A Comparative Analysis of Traveling Salesman Heuristic Implementations in GIS

Thursday, February 28, 2008 - 4:30pm
Speaker:
Kevin Curtin, Associate Professor Department of Geography, COS/GMU
Location:
Johnson Center, 3rd floor meeting room B

Abstract

The Traveling Salesman Problem is arguably the most prominent problem in combinatorial optimization, and is regularly employed in a wide variety of applications. In this presentation, an analysis is made of Traveling Salesman implementations in Geographic Information Systems (GIS). An investigation into the solution procedures used in four software packages is presented, and these implementations are tested against the optimal solution for a range of problem sizes. Computational results are presented in the context of a school bus routing application.
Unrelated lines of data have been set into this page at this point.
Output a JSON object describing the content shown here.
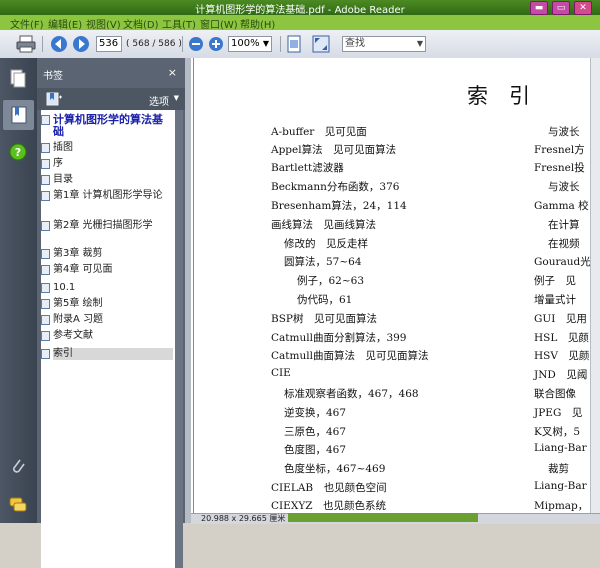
{
  "window": {
    "title": "计算机图形学的算法基础.pdf - Adobe Reader"
  },
  "menu": [
    "文件(F)",
    "编辑(E)",
    "视图(V)",
    "文档(D)",
    "工具(T)",
    "窗口(W)",
    "帮助(H)"
  ],
  "toolbar": {
    "page_value": "536",
    "page_count": "( 568 / 586 )",
    "zoom_value": "100%",
    "search_placeholder": "查找"
  },
  "panel": {
    "title": "书签",
    "close": "×",
    "options": "选项"
  },
  "bookmarks": [
    "计算机图形学的算法基础",
    "插图",
    "序",
    "目录",
    "第1章 计算机图形学导论",
    "第2章 光栅扫描图形学",
    "第3章 裁剪",
    "第4章 可见面",
    "10.1",
    "第5章 绘制",
    "附录A 习题",
    "参考文献",
    "索引"
  ],
  "document": {
    "heading": "索　引",
    "left_entries": [
      "A-buffer　见可见面",
      "Appel算法　见可见面算法",
      "Bartlett滤波器",
      "Beckmann分布函数，376",
      "Bresenham算法，24，114",
      "画线算法　见画线算法",
      "修改的　见反走样",
      "圆算法，57~64",
      "例子，62~63",
      "伪代码，61",
      "BSP树　见可见面算法",
      "Catmull曲面分割算法，399",
      "Catmull曲面算法　见可见面算法",
      "CIE",
      "标准观察者函数，467，468",
      "逆变换，467",
      "三原色，467",
      "色度图，467",
      "色度坐标，467~469",
      "CIELAB　也见颜色空间",
      "CIEXYZ　也见颜色系统"
    ],
    "right_entries": [
      "与波长",
      "Fresnel方",
      "Fresnel投",
      "与波长",
      "Gamma 校",
      "在计算",
      "在视频",
      "Gouraud光",
      "例子　见",
      "增量式计",
      "GUI　见用",
      "HSL　见颜",
      "HSV　见颜",
      "JND　见阈",
      "联合图像",
      "JPEG　见",
      "K叉树，5",
      "Liang-Bar",
      "裁剪",
      "Liang-Bar",
      "Mipmap，"
    ]
  },
  "status": {
    "page_size": "20.988 x 29.665 厘米"
  }
}
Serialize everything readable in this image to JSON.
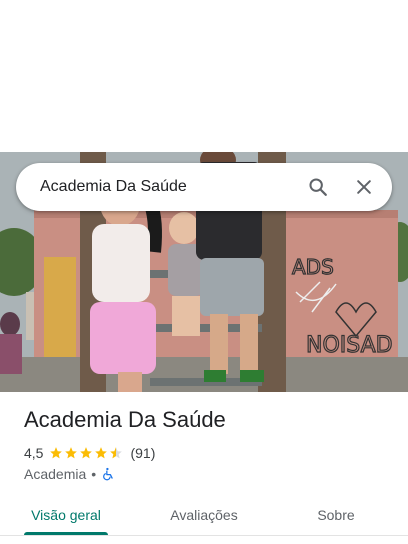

This analysis concludes that no Traveling Salesman implementation in GIS is likely to find the optimal solution when problems exceed 12 cities. In contrast, optimal solutions can be generated with desktop linear programming software for up to 25 cities. Moreover, one GIS implementation consistently found solutions that were closer to optimal than its competitors. This research suggests that for some applications, the use of an optimal solution procedure is advised, and GIS implementations can benefit from the integration of more robust optimization techniques.

The Geography Seminar Series is organized by the Geographical Honors Society Gamma Theta Upsilon Eta Omicron Chapter.